Tangis Mirae akhirnya runtuh saat pria itu berlalu dari hadapannya tanpa kata lagi. Pun tanpa menoleh putranya. Mirae mendekati sang putra yang masih terlelap, membisikkan kata maaf yang tak pernah dia ungkapkan selama ini.
*****
Pernah sekali, Aito, si bocah berusia tiga tahun itu mendengar anak seusianya memanggil seorang pria dengan sebutan 'Ayah'. Dia penasaran, tapi rasa takutnya lebih besar dan berakhir menelan rasa penasaran itu sendiri. Terlahir cacat tanpa tangan kanan ternyata bukan keistimewaan. Bohong jika selama ini bundanya selalu berkata jika Aito anak istimewa. Faktanya.. dia tidak bisa mengendarai sepeda dengan dua tangan seperti anak lain kan?
Aito selalu ingin seperti mereka diluar sana. Bermain dengan kedua orang tua saat sore, lalu bergandengan tangan sambil mencari jajanan malam. Aito lebih suka melihat mereka yang menggendong anaknya dengan pakaian lusuh dari kebun, daripada melihat sang Ayah yang selalu berpakaian suit hitam mahal, tapi tak pernah menggendongnya sama sekali.
Hah, Ayah... seingat bocah itu, dia belum pernah berkata langsung pada Jisang. Miris sekali. Jangankan mendekat, Jisang bahkan tak pernah sudi melihatnya.
Aito menutup buku catatan hariannya setelah menulis beberapa kalimat. Bocah itu menyandarkan punggungnya ke dudukan kursi taman sambil melihat kerumunan anak-anak bermain bola di depan sana.
Perkataan orang tuanya semalam.. dia mendengar semuanya.
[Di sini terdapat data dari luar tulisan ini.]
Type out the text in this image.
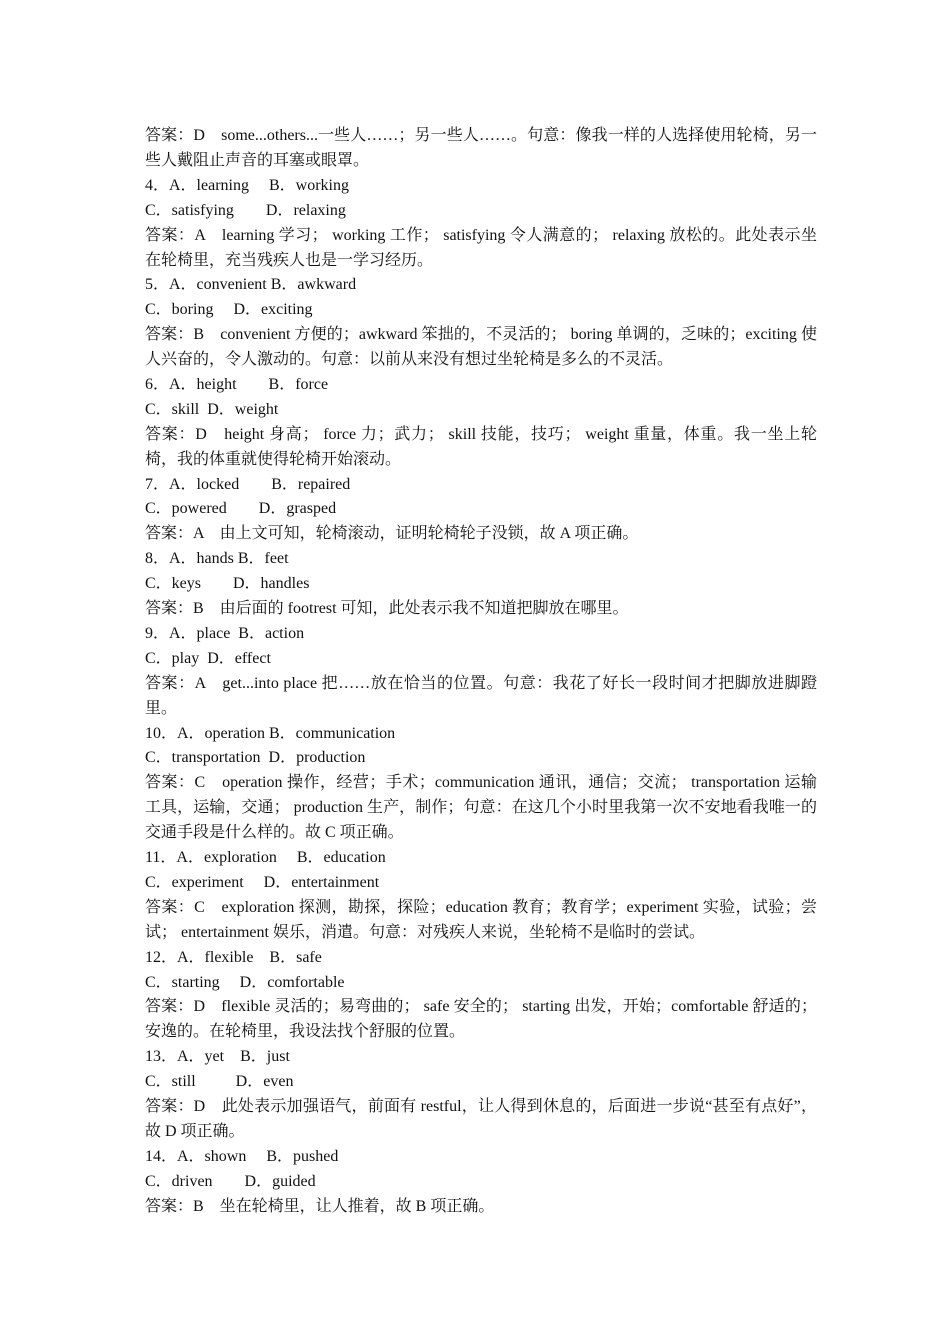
答案：D　some...others...一些人……；另一些人……。句意：像我一样的人选择使用轮椅，另一些人戴阻止声音的耳塞或眼罩。
4．A．learning　 B．working
C．satisfying　　D．relaxing
答案：A　learning 学习； working 工作； satisfying 令人满意的； relaxing 放松的。此处表示坐在轮椅里，充当残疾人也是一学习经历。
5．A．convenient B．awkward
C．boring　 D．exciting
答案：B　convenient 方便的；awkward 笨拙的，不灵活的； boring 单调的，乏味的；exciting 使人兴奋的，令人激动的。句意：以前从来没有想过坐轮椅是多么的不灵活。
6．A．height　　B．force
C．skill  D．weight
答案：D　height 身高； force 力；武力； skill 技能，技巧； weight 重量，体重。我一坐上轮椅，我的体重就使得轮椅开始滚动。
7．A．locked　　B．repaired
C．powered　　D．grasped
答案：A　由上文可知，轮椅滚动，证明轮椅轮子没锁，故 A 项正确。
8．A．hands B．feet
C．keys　　D．handles
答案：B　由后面的 footrest 可知，此处表示我不知道把脚放在哪里。
9．A．place  B．action
C．play  D．effect
答案：A　get...into place 把……放在恰当的位置。句意：我花了好长一段时间才把脚放进脚蹬里。
10．A．operation B．communication
C．transportation  D．production
答案：C　operation 操作，经营；手术；communication 通讯，通信；交流； transportation 运输工具，运输，交通； production 生产，制作；句意：在这几个小时里我第一次不安地看我唯一的交通手段是什么样的。故 C 项正确。
11．A．exploration　 B．education
C．experiment　 D．entertainment
答案：C　exploration 探测，勘探，探险；education 教育；教育学；experiment 实验，试验；尝试； entertainment 娱乐，消遣。句意：对残疾人来说，坐轮椅不是临时的尝试。
12．A．flexible　B．safe
C．starting　 D．comfortable
答案：D　flexible 灵活的；易弯曲的； safe 安全的； starting 出发，开始；comfortable 舒适的；安逸的。在轮椅里，我设法找个舒服的位置。
13．A．yet　B．just
C．still　　  D．even
答案：D　此处表示加强语气，前面有 restful，让人得到休息的，后面进一步说“甚至有点好”，故 D 项正确。
14．A．shown　 B．pushed
C．driven　　D．guided
答案：B　坐在轮椅里，让人推着，故 B 项正确。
Hati kecilnya ternyata cukup mengerti apa yang terjadi.
Benci.
Satu kata sederhana, tapi Aito rasa, dia sudah belajar kata itu sejak lama. Sejak ada teman yang mengatainya cacat, Aito belajar rasa dari sana. Tapi dia tidak pernah tahu, jika rasa itu ternyata sesakit ini.
Dibenci ternyata sesakit ini.
"Ayah... " gumamnya, dengan cepat jemari Aito menyeka sudut mata. Sipitnya melebar dengan dahi berkerut untuk memastikan siapa pria yang datang dengan dua cup es krim itu?
Ayah? Benarkah Ayah datang?
Postur tinggi berkemeja putih itu terjadi bukan Ayah. Hah, kenapa Aito sangat berharap? Padahal dia sudah tahu jika sang Ayah tidak mungkin datang kepadanya, kan?
"Aito ternyata disini." Pria yang berstatus sekretaris sang Ayah itu ikut duduk disampingnya. "Lihatlah, Ayah mengirimkan es krim untuk Aito."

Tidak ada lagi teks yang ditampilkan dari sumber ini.